I’m sure most of us have done this activity in class and it is certainly not original but it is fun, there are lots of possible variations and I want to share something I did with my classes this week which really seemed to work quite well – yes, this might be the first time I’m posting about a positive classroom experience! Don’t worry, I’m sure I can find something in the activity that can be improved. 😉
The students get into groups of four or five. One student is nominated as a “writer” for the activity. The class is then given 5 minutes, timed. The objective is for each student to contribute a word to the sentence and the aim is to make the longest sentence possible without it finishing. While the speakers are contributing words to the sentence, the writer is recording the sentence on paper.
Example of spoken dialogue:
- Amelia: We
- Barry: are
- Carlos: all
- Deanna: very
- Amelia: happy
- Barry: and…
You get the idea.
Part 2 (My numbers refer to the corresponding slides)
2. After the five minutes are up, the students have a couple of minutes to review what they said and make any corrections to spelling or word choice (they have probably already been doing this during the original five minutes already). They also have to do a word count. Meanwhile, the teacher writes this up a table on the board.
3. The teacher then gets the word counts from all the teams (I’ve put A, B and C, you could engage the learners more by getting them to make up their own team names). After this, the students have to pass around their written sentence to another group. With another team’s sentence they can get more points by finding errors. I am quite open with what makes a mistake and this can include handwriting if the students are having problems reading it (this is an issue that learners need to be aware of just like any other).
So now the learners have all their points though you could get them to pass the writing round again for a second ‘proof-read’ by another group.
4. For every error they found in other groups’ sentences they get 5 points.
5. For every error they made in their own sentence they get 5 points off.
6. Once they have gone through all of these, the teacher reads out each sentence to the class. Any extra errors that the teacher finds will get deducted from final score.
Once the students get the idea they then play the game again. The 2nd round scores will be added to the 1st round (so teams have a lead to protect or have another chance to gain the lead). This time you will notice that the learners are far more focused on not making mistakes that will hurt their points later.
So Why Did I Do It?
I’ll be honest, I initially thought of it as a fun little activity for the end of a class and mostly as a time-filler more than anything else but after seeing the reaction and studying the activity while it was happening I noticed that it can be so much more than that.
Students are involved in a highly communicative exercise where, after getting to grips with the activity, they quickly negotiate meaning and peer-correct as they “cheat” and help each other out. The person who is writing soon understands that poor handwriting will lead to poor marks (illegible handwriting will lose points) and this helps put them in the same sort of mindset they need to various exams, like Cambridge ones.

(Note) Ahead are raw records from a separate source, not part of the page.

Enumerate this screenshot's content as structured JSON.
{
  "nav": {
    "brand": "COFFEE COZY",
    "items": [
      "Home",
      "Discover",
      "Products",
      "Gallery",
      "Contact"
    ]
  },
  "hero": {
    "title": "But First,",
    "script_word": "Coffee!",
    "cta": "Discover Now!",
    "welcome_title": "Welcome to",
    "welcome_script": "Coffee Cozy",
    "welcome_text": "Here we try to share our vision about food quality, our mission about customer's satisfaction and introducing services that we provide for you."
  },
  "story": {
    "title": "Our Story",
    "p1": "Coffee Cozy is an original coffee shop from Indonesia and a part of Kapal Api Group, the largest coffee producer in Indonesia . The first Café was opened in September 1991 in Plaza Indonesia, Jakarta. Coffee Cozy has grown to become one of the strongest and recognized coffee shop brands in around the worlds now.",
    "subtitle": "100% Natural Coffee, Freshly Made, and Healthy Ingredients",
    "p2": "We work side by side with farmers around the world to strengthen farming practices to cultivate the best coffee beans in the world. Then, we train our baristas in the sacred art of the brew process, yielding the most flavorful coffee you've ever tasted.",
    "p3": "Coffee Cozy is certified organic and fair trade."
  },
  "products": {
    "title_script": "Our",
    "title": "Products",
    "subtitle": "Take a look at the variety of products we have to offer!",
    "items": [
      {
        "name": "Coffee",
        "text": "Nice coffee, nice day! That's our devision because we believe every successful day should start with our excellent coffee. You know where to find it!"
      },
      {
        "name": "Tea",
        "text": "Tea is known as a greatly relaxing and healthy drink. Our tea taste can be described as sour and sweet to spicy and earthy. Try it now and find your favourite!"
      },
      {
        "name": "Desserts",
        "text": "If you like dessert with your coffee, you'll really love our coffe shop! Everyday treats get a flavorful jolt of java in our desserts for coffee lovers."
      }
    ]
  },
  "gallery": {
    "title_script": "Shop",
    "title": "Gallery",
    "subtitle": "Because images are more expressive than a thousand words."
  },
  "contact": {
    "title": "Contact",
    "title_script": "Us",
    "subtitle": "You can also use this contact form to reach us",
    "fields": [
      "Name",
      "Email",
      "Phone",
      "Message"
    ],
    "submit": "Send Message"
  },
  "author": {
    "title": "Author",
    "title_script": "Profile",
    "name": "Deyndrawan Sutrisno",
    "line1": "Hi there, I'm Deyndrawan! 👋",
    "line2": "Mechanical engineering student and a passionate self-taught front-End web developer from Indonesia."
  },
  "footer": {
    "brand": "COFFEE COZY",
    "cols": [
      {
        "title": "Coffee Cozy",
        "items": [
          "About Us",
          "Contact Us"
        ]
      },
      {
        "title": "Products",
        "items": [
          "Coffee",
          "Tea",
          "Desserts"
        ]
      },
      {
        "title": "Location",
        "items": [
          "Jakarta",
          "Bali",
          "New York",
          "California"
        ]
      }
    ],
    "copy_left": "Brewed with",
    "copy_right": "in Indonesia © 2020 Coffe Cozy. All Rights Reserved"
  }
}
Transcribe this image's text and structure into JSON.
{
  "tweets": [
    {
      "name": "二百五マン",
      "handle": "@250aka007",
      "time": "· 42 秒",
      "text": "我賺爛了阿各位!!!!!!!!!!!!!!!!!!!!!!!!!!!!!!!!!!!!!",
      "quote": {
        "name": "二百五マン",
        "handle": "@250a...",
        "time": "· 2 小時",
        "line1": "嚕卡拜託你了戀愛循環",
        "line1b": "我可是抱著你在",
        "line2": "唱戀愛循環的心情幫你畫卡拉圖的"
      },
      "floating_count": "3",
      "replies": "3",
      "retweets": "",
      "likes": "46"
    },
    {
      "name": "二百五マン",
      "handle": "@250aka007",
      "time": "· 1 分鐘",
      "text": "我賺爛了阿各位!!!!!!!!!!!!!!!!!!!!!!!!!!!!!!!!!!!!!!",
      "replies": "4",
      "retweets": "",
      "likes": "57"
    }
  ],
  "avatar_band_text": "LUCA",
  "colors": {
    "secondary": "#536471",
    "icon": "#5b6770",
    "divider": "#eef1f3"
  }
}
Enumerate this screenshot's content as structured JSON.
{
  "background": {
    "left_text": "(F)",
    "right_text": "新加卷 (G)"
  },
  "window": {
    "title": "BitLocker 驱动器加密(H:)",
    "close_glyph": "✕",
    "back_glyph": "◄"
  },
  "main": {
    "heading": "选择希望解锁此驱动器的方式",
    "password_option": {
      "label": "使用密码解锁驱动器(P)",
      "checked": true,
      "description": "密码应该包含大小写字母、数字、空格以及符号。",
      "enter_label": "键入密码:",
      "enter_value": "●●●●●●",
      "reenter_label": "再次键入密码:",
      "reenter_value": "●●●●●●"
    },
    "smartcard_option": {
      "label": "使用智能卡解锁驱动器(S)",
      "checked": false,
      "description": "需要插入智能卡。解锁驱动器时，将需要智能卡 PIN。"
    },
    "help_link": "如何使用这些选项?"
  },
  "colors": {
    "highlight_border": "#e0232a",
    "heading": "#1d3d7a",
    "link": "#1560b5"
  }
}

Self-correction also improves as the students are eager not to lose and give away points for silly mistakes.
For the teacher this is a wonderful way to see what errors are being missed by all the students and therefore what correction will be of universal value. For the other errors that are caught by the learners themselves, the students become each other’s teachers.
This is a wonderful activity and I highly recommend it. It can be tailored be about a specific topic or to include specific vocabulary and right off the bat it forces increased use of relative clauses.